Rory Kavanagh
    c.ai

    I would be the ideal student if it weren't for the stupid asshole that I don't want to believe I like. We both find ourselves in detention every week or two because we keep on fighting.

    It's been like that since first year when we both got put in 1A. She was so fucking gorgeous and I've had my eye on her since I looked at her and got given a dirty look in response. The girl would actually rather die than let herself look remotely vulnerable around me in class.

    According to my ma, da, brother, sister, team, friends, her friends, and our entire year, it's obvious we like eachother, I'm calling bullshit on that. We've spent four years kissing other people, dating other people, and I've slept with other people, that we claim haven't been to make eachother jealous.

    I've only been remotely decent to her like twice. The first time was when her grandad died and I said sorry for her loss, the second time, she tried heatless curls and they looked like actual shit- I mean she rolled them the wrong way and looked like George Washington - but she looked so insecure so I told her it looked nice, she did kick my balls and told me to go away but she looked a lot calmer about her looks after so the pain was worth it.

    I don't hit her because as much as my parents love me, they'd kill me in a heart beat. {{user}} hits, kicks, yells, and pranks me, I do the yelling and pranks aswell so we both keep getting in trouble. If I wasn't smart or as good as I am at rugby, I'd be off the team and expelled but the school needs me so it's just detentions.

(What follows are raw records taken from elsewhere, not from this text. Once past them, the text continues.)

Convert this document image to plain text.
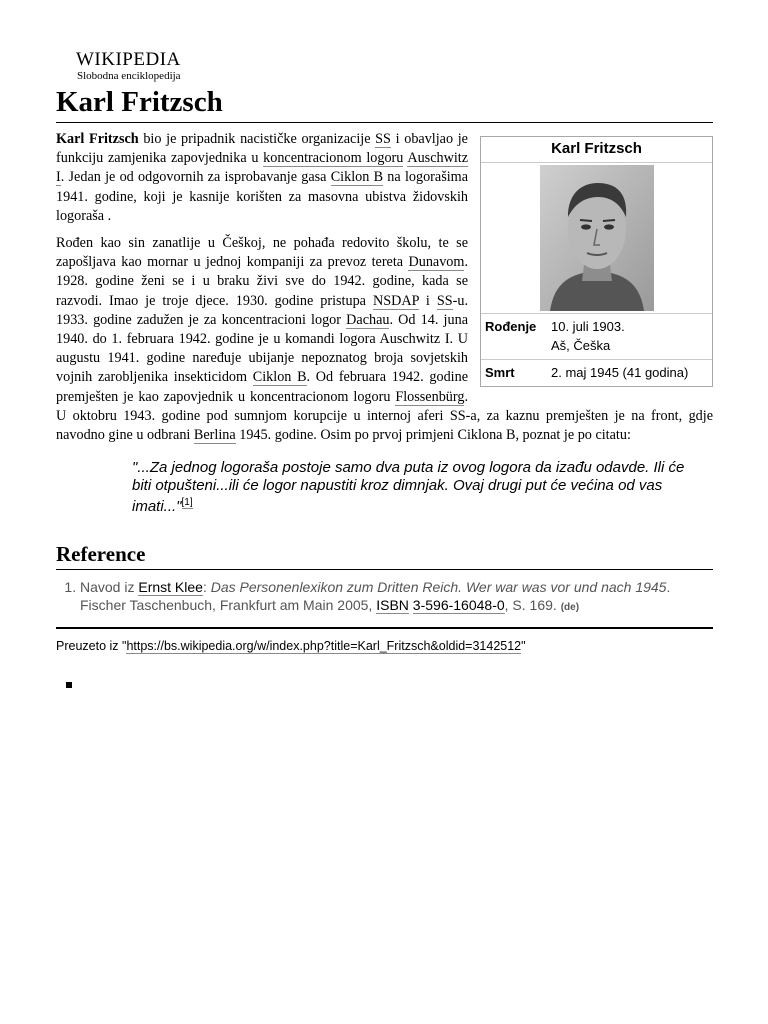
WIKIPEDIA
Slobodna enciklopedija
Karl Fritzsch
Karl Fritzsch
Rođenje	10. juli 1903.
Aš, Češka
Smrt	2. maj 1945 (41 godina)

Karl Fritzsch bio je pripadnik nacističke organizacije SS i obavljao je funkciju zamjenika zapovjednika u koncentracionom logoru Auschwitz I. Jedan je od odgovornih za isprobavanje gasa Ciklon B na logorašima 1941. godine, koji je kasnije korišten za masovna ubistva židovskih logoraša .

Rođen kao sin zanatlije u Češkoj, ne pohađa redovito školu, te se zapošljava kao mornar u jednoj kompaniji za prevoz tereta Dunavom. 1928. godine ženi se i u braku živi sve do 1942. godine, kada se razvodi. Imao je troje djece. 1930. godine pristupa NSDAP i SS-u. 1933. godine zadužen je za koncentracioni logor Dachau. Od 14. juna 1940. do 1. februara 1942. godine je u komandi logora Auschwitz I. U augustu 1941. godine naređuje ubijanje nepoznatog broja sovjetskih vojnih zarobljenika insekticidom Ciklon B. Od februara 1942. godine premješten je kao zapovjednik u koncentracionom logoru Flossenbürg. U oktobru 1943. godine pod sumnjom korupcije u internoj aferi SS-a, za kaznu premješten je na front, gdje navodno gine u odbrani Berlina 1945. godine. Osim po prvoj primjeni Ciklona B, poznat je po citatu:

"...Za jednog logoraša postoje samo dva puta iz ovog logora da izađu odavde. Ili će biti otpušteni...ili će logor napustiti kroz dimnjak. Ovaj drugi put će većina od vas imati..."[1]
Reference
1. Navod iz Ernst Klee: Das Personenlexikon zum Dritten Reich. Wer war was vor und nach 1945. Fischer Taschenbuch, Frankfurt am Main 2005, ISBN 3-596-16048-0, S. 169. (de)
Preuzeto iz "https://bs.wikipedia.org/w/index.php?title=Karl_Fritzsch&oldid=3142512"
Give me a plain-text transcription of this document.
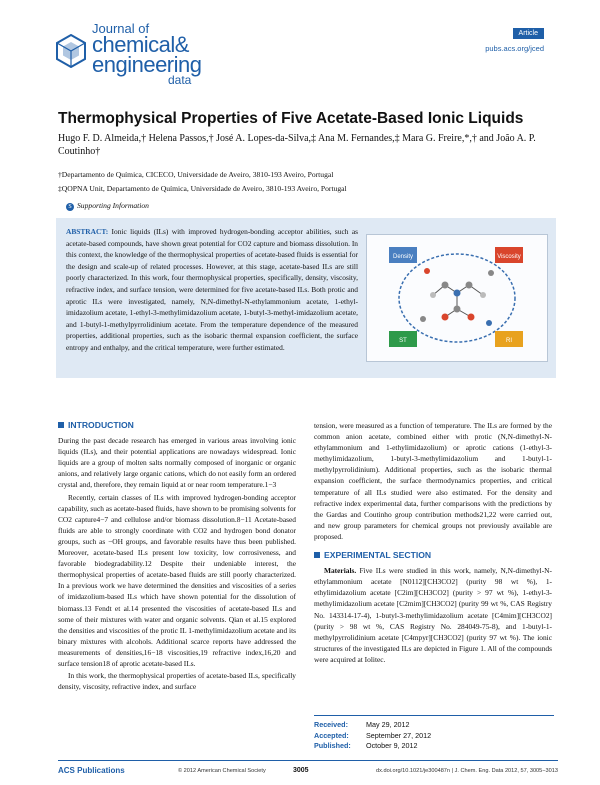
Journal of
chemical&
engineering
data
Article
pubs.acs.org/jced
Thermophysical Properties of Five Acetate-Based Ionic Liquids
Hugo F. D. Almeida,† Helena Passos,† José A. Lopes-da-Silva,‡ Ana M. Fernandes,‡ Mara G. Freire,*,† and João A. P. Coutinho†
†Departamento de Química, CICECO, Universidade de Aveiro, 3810-193 Aveiro, Portugal
‡QOPNA Unit, Departamento de Química, Universidade de Aveiro, 3810-193 Aveiro, Portugal
S Supporting Information
ABSTRACT: Ionic liquids (ILs) with improved hydrogen-bonding acceptor abilities, such as acetate-based compounds, have shown great potential for CO2 capture and biomass dissolution. In this context, the knowledge of the thermophysical properties of acetate-based fluids is essential for the design and scale-up of related processes. However, at this stage, acetate-based ILs are still poorly characterized. In this work, four thermophysical properties, specifically, density, viscosity, refractive index, and surface tension, were determined for five acetate-based ILs. Both protic and aprotic ILs were investigated, namely, N,N-dimethyl-N-ethylammonium acetate, 1-ethyl-imidazolium acetate, 1-ethyl-3-methylimidazolium acetate, 1-butyl-3-methyl-imidazolium acetate, and 1-butyl-1-methylpyrrolidinium acetate. From the temperature dependence of the measured properties, additional properties, such as the isobaric thermal expansion coefficient, the surface entropy and enthalpy, and the critical temperature, were further estimated.
Density	Viscosity
ST	RI
INTRODUCTION

During the past decade research has emerged in various areas involving ionic liquids (ILs), and their potential applications are nowadays widespread. Ionic liquids are a group of molten salts normally composed of inorganic or organic anions, and relatively large organic cations, which do not easily form an ordered crystal and, therefore, they remain liquid at or near room temperature.1−3

Recently, certain classes of ILs with improved hydrogen-bonding acceptor capability, such as acetate-based fluids, have shown to be promising solvents for CO2 capture4−7 and cellulose and/or biomass dissolution.8−11 Acetate-based fluids are able to strongly coordinate with CO2 and hydrogen bond donator groups, such as −OH groups, and favorable results have thus been published. Moreover, acetate-based ILs present low toxicity, low corrosiveness, and favorable biodegradability.12 Despite their undeniable interest, the thermophysical properties of acetate-based fluids are still poorly characterized. In a previous work we have determined the densities and viscosities of a series of imidazolium-based ILs which have shown potential for the dissolution of biomass.13 Fendt et al.14 presented the viscosities of acetate-based ILs and some of their mixtures with water and organic solvents. Qian et al.15 explored the densities and viscosities of the protic IL 1-methylimidazolium acetate and its binary mixtures with alcohols. Additional scarce reports have addressed the measurements of densities,16−18 viscosities,19 refractive index,16,20 and surface tension18 of aprotic acetate-based ILs.

In this work, the thermophysical properties of acetate-based ILs, specifically density, viscosity, refractive index, and surface

tension, were measured as a function of temperature. The ILs are formed by the common anion acetate, combined either with protic (N,N-dimethyl-N-ethylammonium and 1-ethylimidazolium) or aprotic cations (1-ethyl-3-methylimidazolium, 1-butyl-3-methylimidazolium and 1-butyl-1-methylpyrrolidinium). Additional properties, such as the isobaric thermal expansion coefficient, the surface thermodynamics properties, and critical temperature of all ILs studied were also estimated. For the density and refractive index experimental data, further comparisons with the predictions by the Gardas and Coutinho group contribution methods21,22 were carried out, and new group parameters for chemical groups not previously available are proposed.

EXPERIMENTAL SECTION

Materials. Five ILs were studied in this work, namely, N,N-dimethyl-N-ethylammonium acetate [N0112][CH3CO2] (purity 98 wt %), 1-ethylimidazolium acetate [C2im][CH3CO2] (purity > 97 wt %), 1-ethyl-3-methylimidazolium acetate [C2mim][CH3CO2] (purity 99 wt %, CAS Registry No. 143314-17-4), 1-butyl-3-methylimidazolium acetate [C4mim][CH3CO2] (purity > 98 wt %, CAS Registry No. 284049-75-8), and 1-butyl-1-methylpyrrolidinium acetate [C4mpyr][CH3CO2] (purity 97 wt %). The ionic structures of the investigated ILs are depicted in Figure 1. All of the compounds were acquired at Iolitec.

Received:	May 29, 2012
Accepted: September 27, 2012
Published: October 9, 2012
ACS Publications	© 2012 American Chemical Society	3005	dx.doi.org/10.1021/je300487n | J. Chem. Eng. Data 2012, 57, 3005−3013
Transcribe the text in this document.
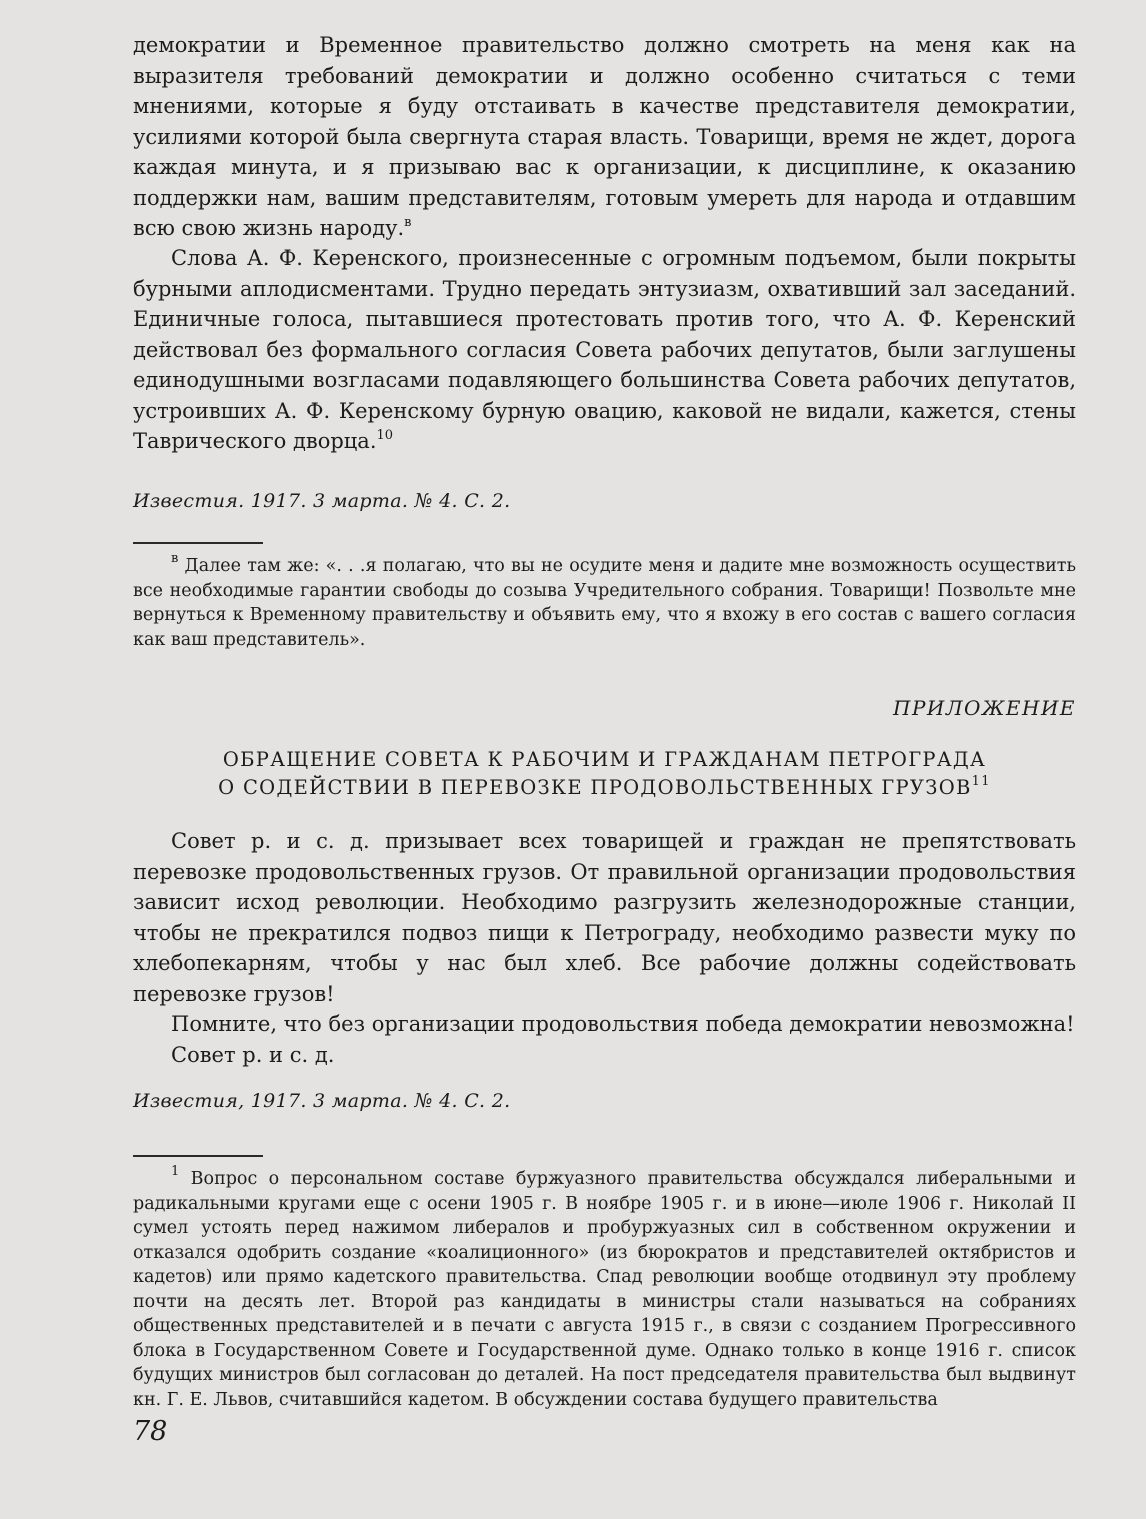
демократии и Временное правительство должно смотреть на меня как на выразителя требований демократии и должно особенно считаться с теми мнениями, которые я буду отстаивать в качестве представителя демократии, усилиями которой была свергнута старая власть. Товарищи, время не ждет, дорога каждая минута, и я призываю вас к организации, к дисциплине, к оказанию поддержки нам, вашим представителям, готовым умереть для народа и отдавшим всю свою жизнь народу.$^в$

Слова А. Ф. Керенского, произнесенные с огромным подъемом, были покрыты бурными аплодисментами. Трудно передать энтузиазм, охвативший зал заседаний. Единичные голоса, пытавшиеся протестовать против того, что А. Ф. Керенский действовал без формального согласия Совета рабочих депутатов, были заглушены единодушными возгласами подавляющего большинства Совета рабочих депутатов, устроивших А. Ф. Керенскому бурную овацию, каковой не видали, кажется, стены Таврического дворца.$^{10}$

Известия. 1917. 3 марта. № 4. С. 2.

$^в$ Далее там же: «. . .я полагаю, что вы не осудите меня и дадите мне возможность осуществить все необходимые гарантии свободы до созыва Учредительного собрания. Товарищи! Позвольте мне вернуться к Временному правительству и объявить ему, что я вхожу в его состав с вашего согласия как ваш представитель».

ПРИЛОЖЕНИЕ
ОБРАЩЕНИЕ СОВЕТА К РАБОЧИМ И ГРАЖДАНАМ ПЕТРОГРАДА
О СОДЕЙСТВИИ В ПЕРЕВОЗКЕ ПРОДОВОЛЬСТВЕННЫХ ГРУЗОВ$^{11}$

Совет р. и с. д. призывает всех товарищей и граждан не препятствовать перевозке продовольственных грузов. От правильной организации продовольствия зависит исход революции. Необходимо разгрузить железнодорожные станции, чтобы не прекратился подвоз пищи к Петрограду, необходимо развести муку по хлебопекарням, чтобы у нас был хлеб. Все рабочие должны содействовать перевозке грузов!

Помните, что без организации продовольствия победа демократии невозможна!

Совет р. и с. д.

Известия, 1917. 3 марта. № 4. С. 2.

$^1$ Вопрос о персональном составе буржуазного правительства обсуждался либеральными и радикальными кругами еще с осени 1905 г. В ноябре 1905 г. и в июне—июле 1906 г. Николай II сумел устоять перед нажимом либералов и пробуржуазных сил в собственном окружении и отказался одобрить создание «коалиционного» (из бюрократов и представителей октябристов и кадетов) или прямо кадетского правительства. Спад революции вообще отодвинул эту проблему почти на десять лет. Второй раз кандидаты в министры стали называться на собраниях общественных представителей и в печати с августа 1915 г., в связи с созданием Прогрессивного блока в Государственном Совете и Государственной думе. Однако только в конце 1916 г. список будущих министров был согласован до деталей. На пост председателя правительства был выдвинут кн. Г. Е. Львов, считавшийся кадетом. В обсуждении состава будущего правительства

78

    She doesn't actually hurt me unless it's my balls because she can't actually throw a punch. I've "accidentally" knocked her into the bins, she's "accidentally" flipped my folders, pencilcase, and bag inside out, I've "accidentally" knocked her chair, she's "accidentally" yawned and punched me so hard my nose bled, we both get neck to neck results because we're trying to one up another, and sometimes if I'm in a bad mood, I turn my chair around mid lesson and stare at her until she yells at me and gets given a detention.

    In truth, we're both so complicated together but if we dropped this hate act we'd be so love struck. We fight to show affection in my opinion, not sure about her but that's my take on our situation.

    When I seen her actually kiss Jamie Maguire back in 2nd year, I was so jealous that I was the biggest cunt I'd ever been to her, my jaw was so sore from how I'd been ticking it, and I went out of my way to kiss any girl who wanted a chance with me because I'd be famous. Unlike me, she wouldn't give the satisfaction of reacting publicly, although I heard from Andrew, that she cried for an hour and didn't show up to their French class.

    We're in 5th year now, and the pranks, jealousy, fights, and arguments still haven't stopped. Literally yesterday, {{user}} went out of her way to break into my locker and steal my maths books so I'd get in trouble for not having them, so in retaliation, I pulled her ponytail at lunch like we were in first year again.

    Today though, she sat next to me instead of away or around me, she didn't say a word but she was in socks with her skirt instead of her signature tights. Silent treatment. This is a new type of torture. She couldn't be angry because when she's angry she's got a sexy fire in her that has me whipped in seconds.

    "Why aren't you talking to me? Scared that I did better in our maths test?"

    No reply. Now I was nervous, she never shuts the fuck up, maybe she just is too tired? That's never stopped her. What the actual fuck did I do?! Surely she's just taking the piss out of me? I think I'd prefer to be in 3rd year when she told everyone I was a bedwetter at the big age of 15 again, her silence isn't right by me. It's unsettling.

    "Uh- I'm sorry for whatever it is I did your majesty?"

    There. An apology that didn't give her power. She hurt my balls so bad in 1st year when I called her that after she demanded to draw on me, and I still have plans to get that tattooed when I'm 18 next Christmas.